O) maintained high ranks and consistent affinities across protocols. This robustness suggests that the identification of core binding motifs is stable, even if the sampling strategy influences the diversity of compounds explored around them.44 This consistency provides further confidence in the model's generalizability and its robust mechanistic understanding of binding, even when the underlying sampling strategies might aim for different balances of exploration and exploitation within the chemical space.
Our analysis revealed important trade-offs between different methodological choices. We discovered that simpler, explicit representations like ECFP fingerprints, paired with robust linear kernels, offer consistent and reliable performance across a wide range of dataset complexities. On the other hand, advance, pre-trained embeddings like ChemBERTa, when combined with flexible non-linear kernels such as Matérna and RBF, can achieve state-of-the-art peak performance; however, they are prone to catastrophic failures on difficult or mismatched chemical landscapes. Similar to this it was demonstrated the AL protocol selection is context-dependent. Exploit-heavy methods are better suited for rapid lead optimization within well-defined SARs, whereas explore-heavy strategies are beneficial for novel chemotype discovery in more diverse chemical spaces. Mechanistic insights from our SHAP analysis offer a framework for understanding why these choices matter, linking them to the model's dynamic learning of SARs throughout the AL cycles.
According to these results, there is no “one-size-fits-all” AL strategy that works in all circumstances. We proposed a context-aware framework for AL in drug discovery demonstrating promising results in terms of ease of their analysis. Practitioners should first analyze their dataset's chemical space, i.e., scaffold diversity and similarity to set reasonable expectations and select AL components accordingly. Challenging or unknown spaces may benefit from stable combinations such as ECFP with a linear kernel, while well-behaved SARs might justify using risky, high-reward methods like ChemBERTa with non-linear kernels.
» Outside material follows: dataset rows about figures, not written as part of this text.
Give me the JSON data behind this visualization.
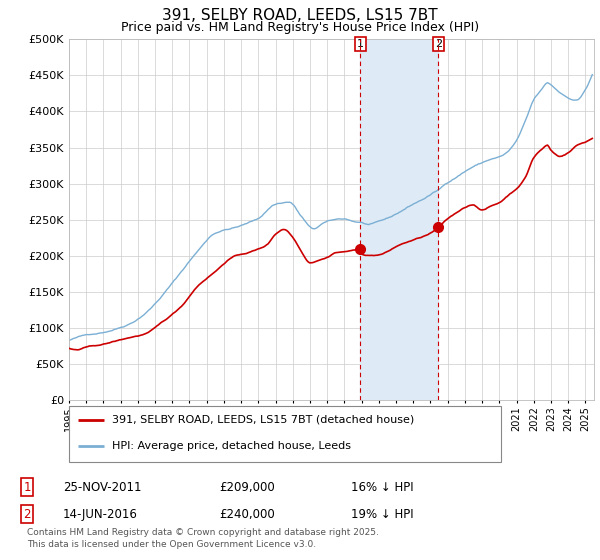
{
  "title_line1": "391, SELBY ROAD, LEEDS, LS15 7BT",
  "title_line2": "Price paid vs. HM Land Registry's House Price Index (HPI)",
  "legend_red": "391, SELBY ROAD, LEEDS, LS15 7BT (detached house)",
  "legend_blue": "HPI: Average price, detached house, Leeds",
  "annotation1_date": "25-NOV-2011",
  "annotation1_price": "£209,000",
  "annotation1_hpi": "16% ↓ HPI",
  "annotation2_date": "14-JUN-2016",
  "annotation2_price": "£240,000",
  "annotation2_hpi": "19% ↓ HPI",
  "footer": "Contains HM Land Registry data © Crown copyright and database right 2025.\nThis data is licensed under the Open Government Licence v3.0.",
  "red_color": "#cc0000",
  "blue_color": "#7bafd4",
  "span_color": "#deeaf5",
  "grid_color": "#cccccc",
  "marker1_year": 2011.92,
  "marker2_year": 2016.45,
  "marker1_value": 209000,
  "marker2_value": 240000,
  "xmin": 1995,
  "xmax": 2025.5,
  "ymin": 0,
  "ymax": 500000,
  "yticks": [
    0,
    50000,
    100000,
    150000,
    200000,
    250000,
    300000,
    350000,
    400000,
    450000,
    500000
  ]
}
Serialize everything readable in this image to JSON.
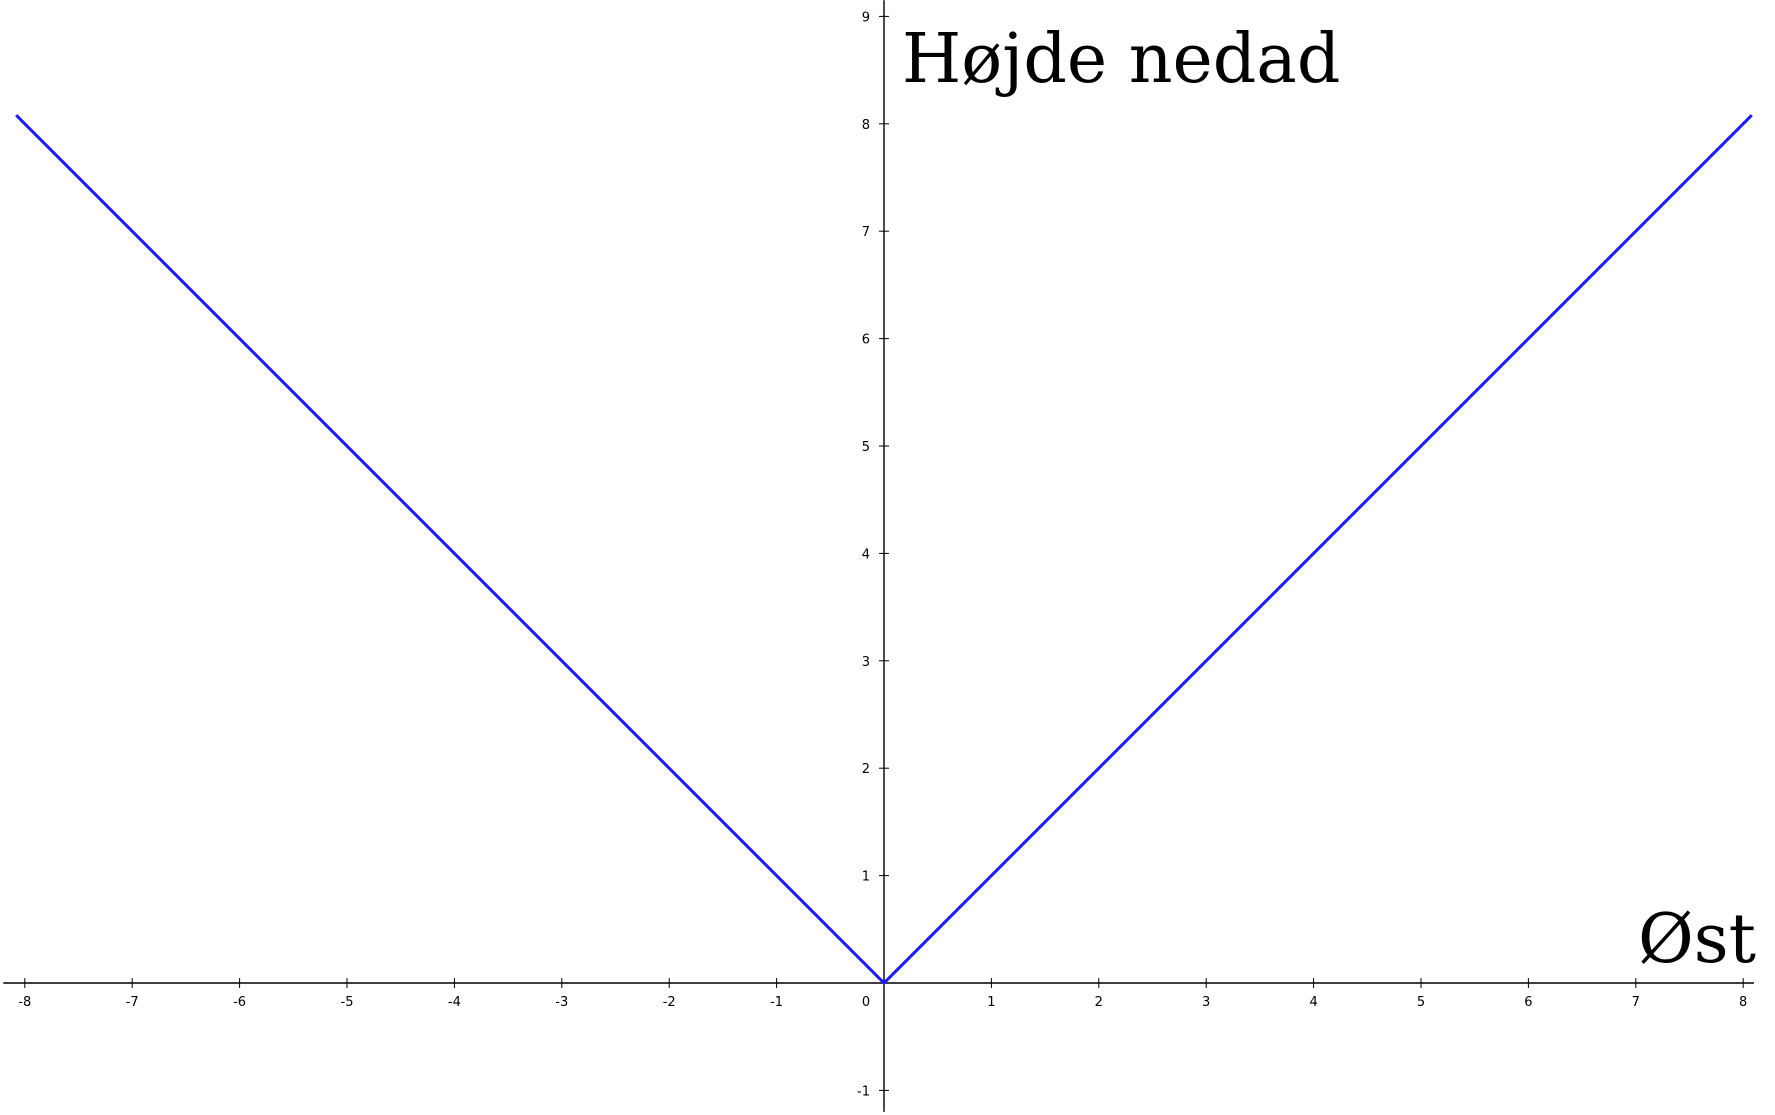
{
  "chart_data": {
    "type": "line",
    "title": "",
    "xlabel": "Øst",
    "ylabel": "Højde nedad",
    "xlim": [
      -8.2,
      8.1
    ],
    "ylim": [
      -1.2,
      9.15
    ],
    "x_ticks": [
      -8,
      -7,
      -6,
      -5,
      -4,
      -3,
      -2,
      -1,
      0,
      1,
      2,
      3,
      4,
      5,
      6,
      7,
      8
    ],
    "y_ticks": [
      -1,
      1,
      2,
      3,
      4,
      5,
      6,
      7,
      8,
      9
    ],
    "x_tick_labels": [
      "-8",
      "-7",
      "-6",
      "-5",
      "-4",
      "-3",
      "-2",
      "-1",
      "0",
      "1",
      "2",
      "3",
      "4",
      "5",
      "6",
      "7",
      "8"
    ],
    "y_tick_labels": [
      "-1",
      "1",
      "2",
      "3",
      "4",
      "5",
      "6",
      "7",
      "8",
      "9"
    ],
    "grid": false,
    "series": [
      {
        "x": [
          -8.08,
          0,
          8.08
        ],
        "y": [
          8.08,
          0,
          8.08
        ],
        "color": "#1a1aff"
      }
    ]
  }
}
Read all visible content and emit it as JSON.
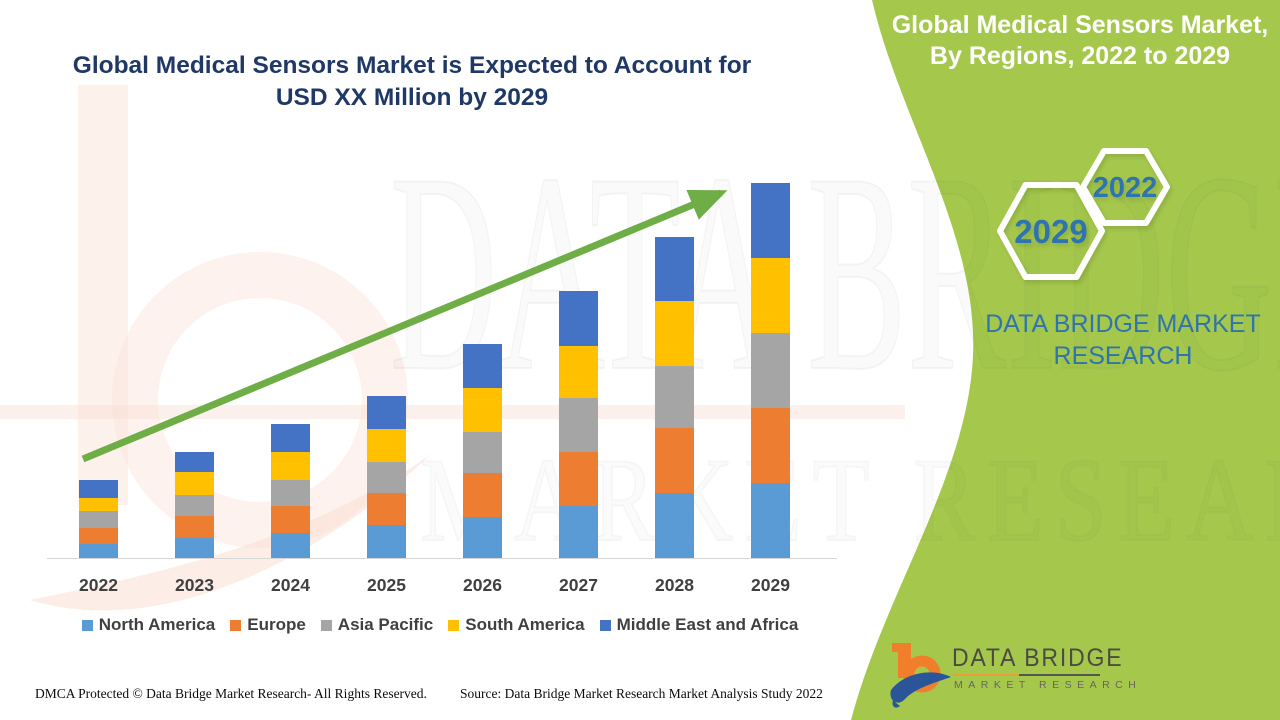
{
  "page": {
    "background": "#FFFFFF",
    "panel_green": "#A5C84C",
    "arrow_green": "#6FAD47",
    "title_navy": "#1F3865",
    "steel_blue": "#2E74AE"
  },
  "left": {
    "title_line1": "Global Medical Sensors Market is Expected to Account for",
    "title_line2": "USD XX Million by 2029",
    "footer_dmca": "DMCA Protected © Data Bridge Market Research- All Rights Reserved.",
    "footer_source": "Source: Data Bridge Market Research Market Analysis Study 2022"
  },
  "right_panel": {
    "title_line1": "Global Medical Sensors Market,",
    "title_line2": "By Regions, 2022 to 2029",
    "hexagons": [
      {
        "label": "2029"
      },
      {
        "label": "2022"
      }
    ],
    "brand_line1": "DATA BRIDGE MARKET",
    "brand_line2": "RESEARCH"
  },
  "watermark": {
    "line1": "DATA BRIDGE",
    "line2": "MARKET RESEARCH"
  },
  "logo": {
    "name": "DATA BRIDGE",
    "subtitle": "MARKET RESEARCH"
  },
  "chart_data": {
    "type": "bar",
    "stacked": true,
    "grid": false,
    "y_axis_visible": false,
    "legend_position": "bottom",
    "trend_arrow": true,
    "title": "Global Medical Sensors Market is Expected to Account for USD XX Million by 2029",
    "xlabel": "",
    "ylabel": "",
    "units": "USD Million (values masked as XX)",
    "categories": [
      "2022",
      "2023",
      "2024",
      "2025",
      "2026",
      "2027",
      "2028",
      "2029"
    ],
    "series": [
      {
        "name": "North America",
        "color": "#5B9BD5",
        "values": [
          14,
          20,
          25,
          33,
          41,
          52,
          65,
          75
        ]
      },
      {
        "name": "Europe",
        "color": "#ED7D31",
        "values": [
          16,
          22,
          27,
          32,
          44,
          54,
          65,
          75
        ]
      },
      {
        "name": "Asia Pacific",
        "color": "#A5A5A5",
        "values": [
          17,
          21,
          26,
          31,
          41,
          54,
          62,
          75
        ]
      },
      {
        "name": "South America",
        "color": "#FFC000",
        "values": [
          13,
          23,
          28,
          33,
          44,
          52,
          65,
          75
        ]
      },
      {
        "name": "Middle East and Africa",
        "color": "#4472C4",
        "values": [
          18,
          20,
          28,
          33,
          44,
          55,
          64,
          75
        ]
      }
    ],
    "totals": [
      78,
      106,
      134,
      162,
      214,
      267,
      321,
      375
    ]
  }
}
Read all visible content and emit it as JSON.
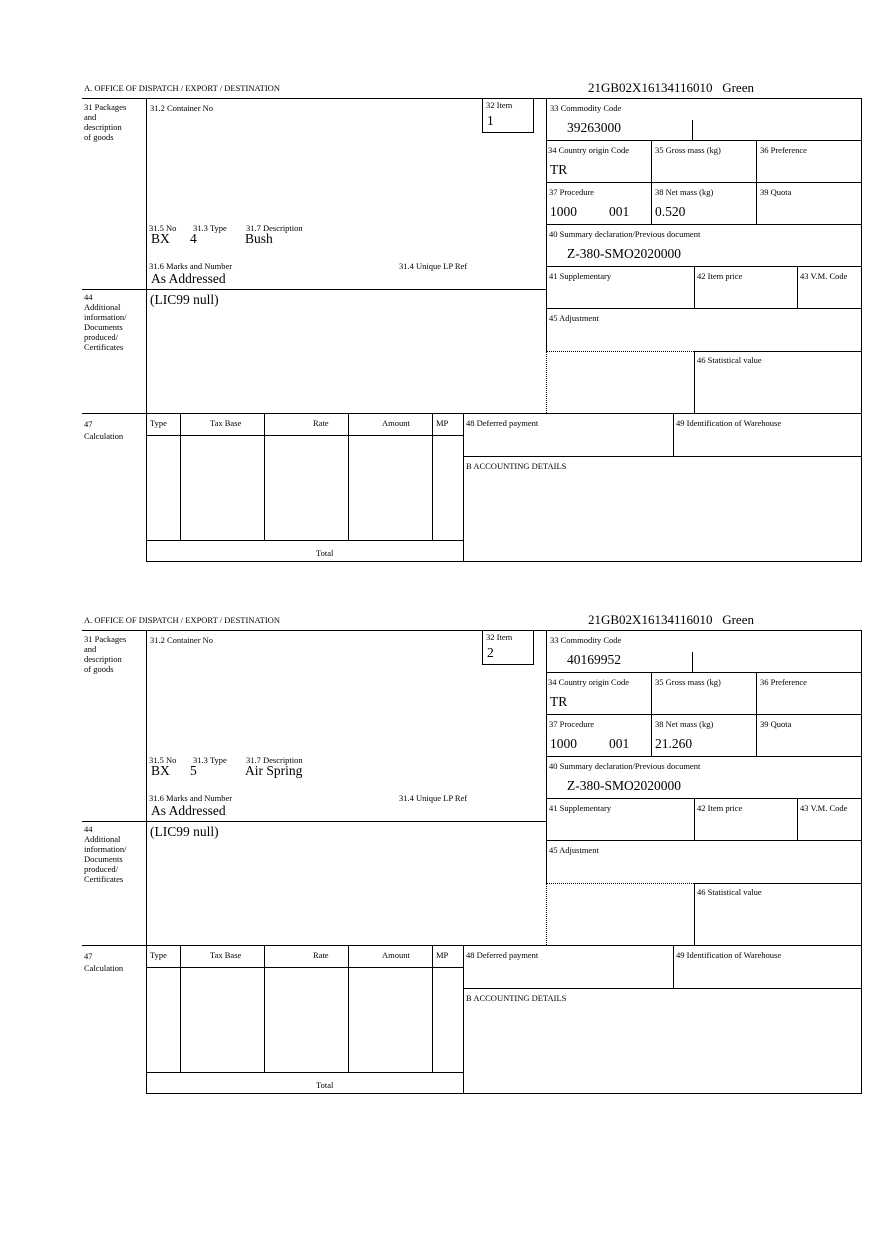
{
  "labels": {
    "office": "A.  OFFICE OF DISPATCH / EXPORT / DESTINATION",
    "packages": [
      "31 Packages",
      "and",
      "description",
      "of goods"
    ],
    "container_no": "31.2 Container No",
    "item": "32 Item",
    "no": "31.5 No",
    "type": "31.3 Type",
    "description": "31.7 Description",
    "marks": "31.6 Marks and Number",
    "unique_lp": "31.4 Unique LP Ref",
    "additional": [
      "44",
      "Additional",
      "information/",
      "Documents",
      "produced/",
      "Certificates"
    ],
    "commodity": "33 Commodity Code",
    "country": "34 Country origin Code",
    "gross": "35 Gross mass (kg)",
    "preference": "36 Preference",
    "procedure": "37 Procedure",
    "net": "38 Net mass (kg)",
    "quota": "39 Quota",
    "summary": "40 Summary declaration/Previous document",
    "supplementary": "41 Supplementary",
    "item_price": "42 Item price",
    "vm_code": "43 V.M. Code",
    "adjustment": "45 Adjustment",
    "statistical": "46 Statistical value",
    "calculation": [
      "47",
      "Calculation"
    ],
    "calc_cols": [
      "Type",
      "Tax Base",
      "Rate",
      "Amount",
      "MP"
    ],
    "total": "Total",
    "deferred": "48 Deferred payment",
    "warehouse": "49 Identification of Warehouse",
    "accounting": "B ACCOUNTING DETAILS"
  },
  "forms": [
    {
      "reference": "21GB02X16134116010",
      "status": "Green",
      "item": "1",
      "no": "BX",
      "type": "4",
      "description": "Bush",
      "marks": "As Addressed",
      "additional": "(LIC99 null)",
      "commodity_code": "39263000",
      "country": "TR",
      "procedure": "1000",
      "procedure_add": "001",
      "net_mass": "0.520",
      "summary_doc": "Z-380-SMO2020000"
    },
    {
      "reference": "21GB02X16134116010",
      "status": "Green",
      "item": "2",
      "no": "BX",
      "type": "5",
      "description": "Air Spring",
      "marks": "As Addressed",
      "additional": "(LIC99 null)",
      "commodity_code": "40169952",
      "country": "TR",
      "procedure": "1000",
      "procedure_add": "001",
      "net_mass": "21.260",
      "summary_doc": "Z-380-SMO2020000"
    }
  ]
}
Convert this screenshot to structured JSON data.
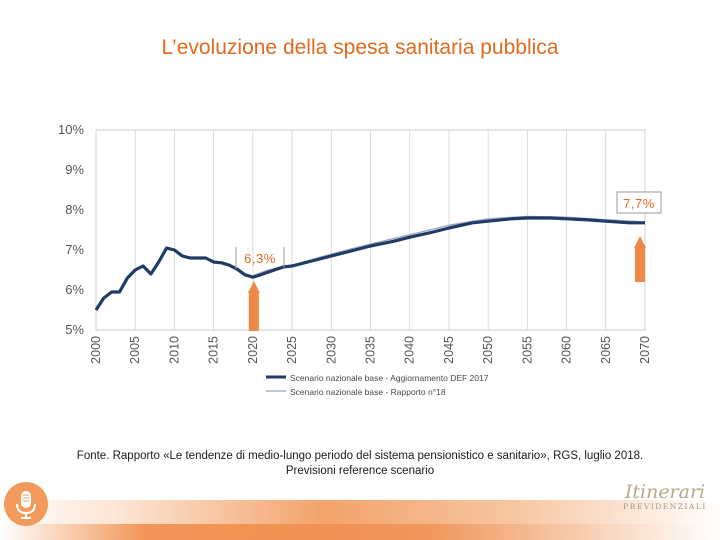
{
  "slide": {
    "title": "L’evoluzione della spesa sanitaria pubblica",
    "source_line1": "Fonte. Rapporto «Le tendenze di medio-lungo periodo del sistema pensionistico e sanitario», RGS, luglio 2018.",
    "source_line2": "Previsioni reference scenario"
  },
  "logo": {
    "script": "Itinerari",
    "caps": "PREVIDENZIALI",
    "icon": "microphone-icon"
  },
  "colors": {
    "accent": "#e06a1e",
    "arrow": "#ee8a45",
    "series_main": "#1f3b66",
    "series_secondary": "#9aa6b8"
  },
  "chart_data": {
    "type": "line",
    "ylim": [
      5,
      10
    ],
    "xlim": [
      2000,
      2070
    ],
    "yticks": [
      5,
      6,
      7,
      8,
      9,
      10
    ],
    "ytick_labels": [
      "5%",
      "6%",
      "7%",
      "8%",
      "9%",
      "10%"
    ],
    "xticks": [
      2000,
      2005,
      2010,
      2015,
      2020,
      2025,
      2030,
      2035,
      2040,
      2045,
      2050,
      2055,
      2060,
      2065,
      2070
    ],
    "xtick_labels": [
      "2000",
      "2005",
      "2010",
      "2015",
      "2020",
      "2025",
      "2030",
      "2035",
      "2040",
      "2045",
      "2050",
      "2055",
      "2060",
      "2065",
      "2070"
    ],
    "grid": "vertical",
    "series": [
      {
        "name": "Scenario nazionale base - Aggiornamento DEF 2017",
        "x": [
          2000,
          2001,
          2002,
          2003,
          2004,
          2005,
          2006,
          2007,
          2008,
          2009,
          2010,
          2011,
          2012,
          2013,
          2014,
          2015,
          2016,
          2017,
          2018,
          2019,
          2020,
          2021,
          2022,
          2023,
          2024,
          2025,
          2027,
          2030,
          2033,
          2035,
          2038,
          2040,
          2043,
          2045,
          2048,
          2050,
          2053,
          2055,
          2058,
          2060,
          2063,
          2065,
          2068,
          2070
        ],
        "y": [
          5.5,
          5.8,
          5.95,
          5.95,
          6.3,
          6.5,
          6.6,
          6.4,
          6.7,
          7.05,
          7.0,
          6.85,
          6.8,
          6.8,
          6.8,
          6.7,
          6.68,
          6.62,
          6.52,
          6.38,
          6.32,
          6.38,
          6.45,
          6.52,
          6.58,
          6.6,
          6.7,
          6.85,
          7.0,
          7.1,
          7.22,
          7.32,
          7.45,
          7.55,
          7.68,
          7.72,
          7.78,
          7.8,
          7.8,
          7.78,
          7.75,
          7.72,
          7.68,
          7.68
        ]
      },
      {
        "name": "Scenario nazionale base - Rapporto n°18",
        "x": [
          2020,
          2022,
          2025,
          2030,
          2035,
          2040,
          2045,
          2050,
          2055,
          2060,
          2065,
          2070
        ],
        "y": [
          6.36,
          6.5,
          6.62,
          6.9,
          7.15,
          7.38,
          7.62,
          7.78,
          7.84,
          7.82,
          7.76,
          7.7
        ]
      }
    ],
    "annotations": [
      {
        "label": "6,3%",
        "x": 2020
      },
      {
        "label": "7,7%",
        "x": 2070
      }
    ],
    "legend_position": "bottom"
  }
}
While this study provides a robust framework, it has limitations, including its retrospective nature and the focus of SHAP analysis on ECFP models. Future work can focus on the prospective validation of these findings in real-world drug discovery campaigns. The most promising future direction, however, lies in the development of adaptive active learning frameworks. These systems could learn the characteristics of the chemical space in real-time and automatically select or adjust the molecular representation, kernel, and acquisition strategy during the campaign, moving beyond the static protocol choices. We can fully utilize active learning to speed up the development of novel medicine by balancing the performance improvement in ligand binding affinity prediction with explainability built in the model from the start. Further improvements could also be achieved by exploring more advanced surrogate models, such as warped Gaussian processes, which could allow the model to explicitly learn the non-Gaussian distribution of affinity data.